E a me questa “excusatio non petita” ha fatto pensare che forse il grande Georges parli molto anche di sé stesso e delle sue debolezze umane in questo ritratto che, mano a mano che si giunge alla fine, fa emergere soprattutto il grande rimpianto del protagonista: l’unica cosa che forse gli è mancata, e cioè un amore sincero e disinteressato e una vita tranquilla, simboleggiata da una casetta al mare sulla costa provenzale, con le persiane verdi e che lui tenta, vanamente, di recuperare quando ormai è troppo tardi.
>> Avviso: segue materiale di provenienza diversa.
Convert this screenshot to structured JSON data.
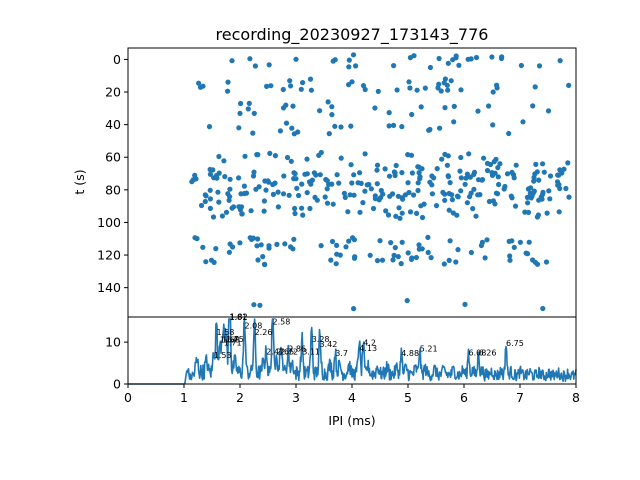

“Bevve il terzo bicchiere a occhi chiusi. Poi ne bevve un quarto e solo allora si eresse in tutta la sua altezza, spinse il petto in fuori, gonfiò le guance e tornò a essere quello che tutti erano abituati a vedere. Si guardò intorno, osservando le facce che fluttuavano tra le nuvole di fumo, e contrasse le labbra in una smorfia, la sua famosa smorfia, feroce e patetica insieme, che alla fine produsse l’effetto desiderato, li fece ridere, come a teatro faceva ridere la platea, il tipico riso nervoso di chi per un attimo ha avuto paura.”

«Tu non hai mai sognato una casa con le persiane verdi?».
«Non mi pare. No».
«Neanche quando eri piccolo?».
Lui preferì non rispondere.
«Già, ma tu sei del tutto privo di sensibilità. Non hai mai desiderato nemmeno una donna dolce con cui avere dei figli».